Kate Mansfield, director of the UCF Marine Turtle Research Group (right), reviews the plans for nighttime search for nesting sea turtles at Archie Carr National Wildlife Refuge in Melbourne Beach, Florida. Photo by Mike Fritz

A pair of loggerhead hatchlings at the University of Central Florida Marine Turtle Research station in Melbourne Beach, Florida. Most mornings, the researchers collect any stragglers left behind in nests and then release them at night when fewer predators are active. Photo by Mike Fritz
Erika is part of collective of students who recently led a petition to save Reece’s job. Like so many small colleges across the U.S., Valdosta State is facing lower enrollment, and the school is cutting the youngest faculty to balance the budget. Reece is facing the axe, even though his research grants are scheduled to bring more than $250,000 over the next two years.
Later that evening, Reece took us to meet Kate Mansfield, who took over directorship of the UCF Marine Turtle Research Group in 2013 when Doc stepped down. During the summer, a dozen researchers – a pack of undergrad and graduate students — live at a beach house about half a mile behind the refuge’s dune. Inside, it feels like half lab, half summer camp. The students sit around a square coffee table playing cards or chat on the screened-in balcony in the back. Two undergrads — Connor Carrell and Cody Sparaco — kill time by passing around a drawing notebook of sketches.

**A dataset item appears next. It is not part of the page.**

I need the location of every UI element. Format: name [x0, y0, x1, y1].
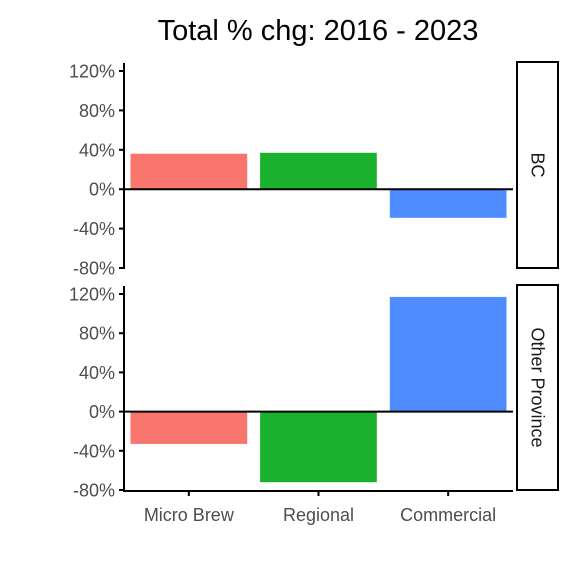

Each night around 9 pm, two of the researchers hop onto ATVs parked in the driveway. Their mission is to drive along the beach and spot mother turtles as they come on shore to nest. During peak nesting, 600 moms might hit the beach in one night. If the scouts spot one, then they will radio their location to Brazilian graduate student Gustavo Stahelin or another team leader at the base, and the rest of the scientists will head to the site. After a mom finishes laying, they’ll conduct health assessments and potentially tag the turtle so they can keep tabs on her nesting patterns.
So there we stood with a mother loggerhead.
“She has just finished clearing out a body pit, then she takes her rear flippers and she digs out an egg chamber, Mansfield said, narrating the turtle’s movements. “Once she gets all the way down to the bottom of where she can reach with her rear flippers, she kind of creates this lightbulb shape for the egg chamber.”
Nearby, students crowded around a bucket. Inside the bucket were two hatchlings that had been found on the beach earlier that day.
“If we have any stragglers left over in the nests, we will bring them back into a dark closet. Keep them in a quiet spot during the daytime. And then release them at night after dark, when the visual predators are not as active,” Mansfield said.
As the little ones scuttled toward the beach’s edge, I considered the survival of this beach. Will these hatchlings return one day to this shore expecting warm sand and find instead a hardened bluff or a concrete sea wall?
The mother loggerhead began crawling back to sea, her nest fully concealed. She moved like an human infant, front left flipper, rear right, front right, rear left. In the still-soft sand, her staggered shuffle left an imprint like bulldozer tracks.